レッツ! カラオケbattle! 2

 一番手の緑川エリが選んだ曲は、流行りのドラマの主題歌である。

 緑川はアイドルが好きである。J-POPかK-POPの有名なアイドルグループなら大抵の歌は聞きかじっている。だが、全て歌えるかと言えばそうではない。

 彼女の音域は高くもなく低くもない。女性ボーカルの歌を歌おうとすれば高音が届かず、男性ボーカルの場合は低音で声が掠れてしまう。よって、音域はかなり狭い。


 76点。採点コメントは『普通です。この実力ならこの世に掃いて捨てるほどいます』という、なんとも無情だった。

「ひでぇな」

「コメントに悪意を感じますね」

「いやまあ、私も上手じゃない自覚はあるし……」


 良心的な人間である佐藤と二宮のコメントに、緑川は乾いた笑い声をもらす。カラオケにはそこまで通わないし、カラオケと音楽の授業以外は歌う機会などない。最初から声量を出すのも苦手で、しゃくりは多いものの、ビブラートはかなり少ないため加点も芳しくない。

 でも、と彼女は真顔になって続けた。


「チエミはこんなんじゃないから。あの子歌うと、部屋の前を通った人が気絶するぐらいだから」

「そんなにか」

「声量だけはあるからね。演劇部だから」


 茅野がカラオケを断ってくれて正解だったかもしんない。佐藤はそう思った。


「ところで、一番五月蠅そうな二人が静かなんだが」

「え?」

「そういえば、さっきから井上君と田月くんが、一言もしゃべって……ない……」


 二宮は後ろの席に座っている二人を見て、絶句した。


 三人が振り向いた先には。

 号泣しながらカバンを振り回すシャルル(イケメン)と、彼を羽交い絞めにしてプルプル震えている田月(ショタ顔)がいた。


「……なにしたんだ」

「緑川の歌を聞いて感動して泣いて、機械の評価にブチ切れて乱心した」

「ご乱心!!?」

「だって……上手だったじゃん……なのにこの機械何様……」

「井上君、気持ちはわかるけど……」

「うう……絶対中居より上手だもん……」

「シャルルやめろ。多方面から苦情が来る」


 シャルルの乱心は、緑川の「あたしは大丈夫だから。ね?」という窘めと笑顔でなんとか収まる。

 シャルルには聞こえないように、緑川は良識人二人に耳打ちした。

「シャルル君、割とこう……変わった人なんだね。

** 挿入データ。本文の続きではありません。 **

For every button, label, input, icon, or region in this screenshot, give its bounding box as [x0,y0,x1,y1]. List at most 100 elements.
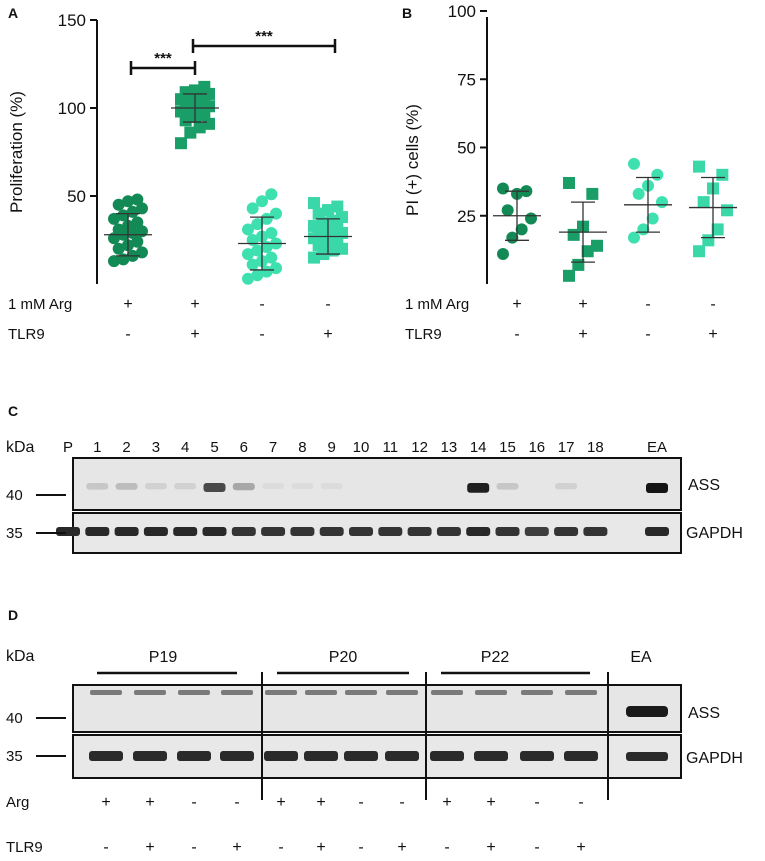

学校だと、スマートで女の子に囲まれているイメージがあったから、意外」

「……ソウカモナ」

「ソウデスネ……」


 シャルルが緑川に気があることを知っている二人は、片言で返す。


(というかシャルルお前……本当緑川が絡むとキャラ変わるな……)

(エリちゃんの中の井上君の株、下がってはいないと思うけど……遊園地のチケット、渡さなくて正解だったかもしれない……)


 二人きりで緊張したシャルルが、遊園地で何をしてしまうか。二宮はちょっと想像して、考えるのをやめた。







 緑川が歌っていた間、二番手の二宮は困っていた。

 二宮はドラマをあまり見ない。芸能人もあまり知らない。テレビで見るものはアニメぐらいだ。よって知っている曲はアニソンばかりである。

 しかし彼女の知っている曲は、アニメに詳しくない人は知らない曲なのだ。


(どどどどうしよう? 皆が知っている曲がいいよね? コ●ンとか? でも私コ●ンはたまにしか見ないし……劇場版だってそこまで曲が知られているのは……)


 緑川の歌を聞きながら、リモコンの画面を見続ける。そして天啓のように、彼女はひらめいた。


(あるじゃない、皆が知っていてかつ劇場版に使われたクラシカルな歌が――!)






 そして。

 緑川の次に流れた曲名は、『Amazing Grace』だった。


(讃美歌……)

 何故それを選んだ。

 誰もがツッコミを入れたかったが、曲が始まるとそのツッコミはどこかへ飛んで行ってしまった。

 それは、二宮の歌声が圧倒的だったからである。





 ……いや、上手下手を言えば、上手の部類に入るだろう。

 だが、圧倒的だったのは、



(キーたっか!)

(ビブラートの数やべぇ!)

(こぶしがやたらと入ってる!)




 という、選曲を上回るほどのツッコミの嵐であった。

 これが讃美歌だったから良かったものの、J-POPを歌った場合はかなりアンバランスだっただろう、と佐藤は思った。

 点数は85点。『音程が結構外れてます。アレンジも結構ですが、その耳が飾りじゃないならもっと原曲をしっかり聞きましょう』というコメントを貰った二宮は、中々にショックを受けた。